Kaslo has a unique integrity—both in character and in story. What kind of response have you been seeing to the stories of Kaslo?
I haven’t had a flood of fan mail, but those who have written have liked the character and the story. He’s a man with a code of honor and he means to stick to it, even if the whole universe has yanked the rug out from under his feet.
As with the other stories, could you please lead us through the inception of this particular part of Kaslo’s journey?
The universe has changed its operating principle, from rational cause-and-effect to magic powered by the force of will. The advanced civilization of Novo Bantry, an anciently settled world where Kaslo lives, has collapsed. But there’s more going on than just the great change, terrible as that is. There are other planes than the one that contains our part of the universe, and on one of those planes a power has been waiting aeons for magic to be strong again.
With a series such as this, how do you approach making each installment autonomous, but connected enough to the other stories to maintain the consistency of such a well-crafted narrative?
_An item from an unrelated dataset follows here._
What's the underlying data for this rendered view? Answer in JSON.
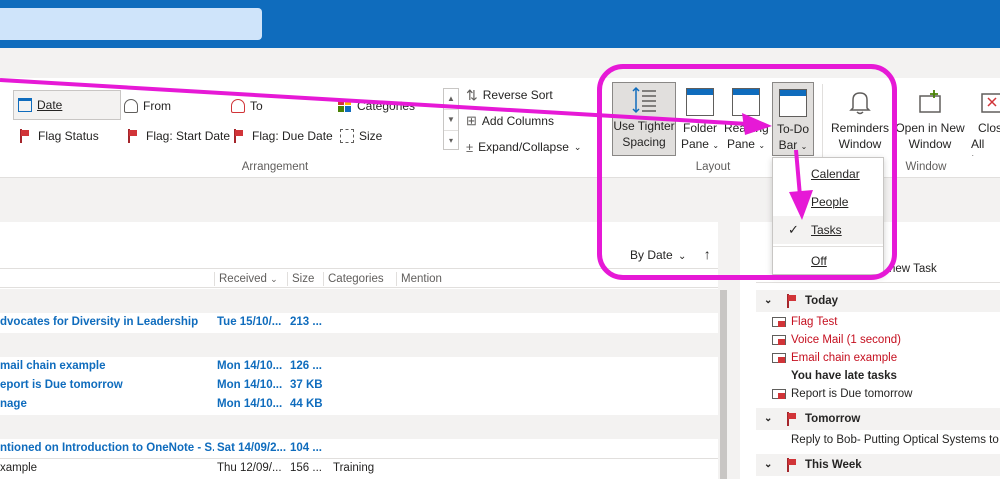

I am an intuitive writer. I don’t outline. So I’m actually not seeing much farther ahead than the reader. I know now (in May 2014) what the story is leading up to. I didn’t know when I was writing this episode (in November 2013) what was waiting for Kaslo. But I knew it would be awful and that he would deal with it.
In a universe where time and space can change so drastically, what kinds of aspects of life would you pick to change in the real world, and—if it would not interrupt the physics and structure you’ve created—in Kaslo’s?
You wouldn’t want me in charge of designing the real world. I had an odd upbringing and my standards don’t fit the middle of the bell curve. In Kaslo’s world, I am the designer, and because I am a character-focused writer, what I want is for him to come through in the end. Probably not unscathed, but still punching.
After Kaslo, what’s next?
More stories. Maybe another Kaslo adventure. I’m also going to be writing a historical novel that I’ve been thinking about for forty years. And I’m interested to see if my having a story in the latest George R.R. Martin/Gardner Dozois cross-genre anthology, Rogues, (Bantam, June 2014) brings me any new readers. Their last such project, Dangerous Women, was a New York Times bestseller.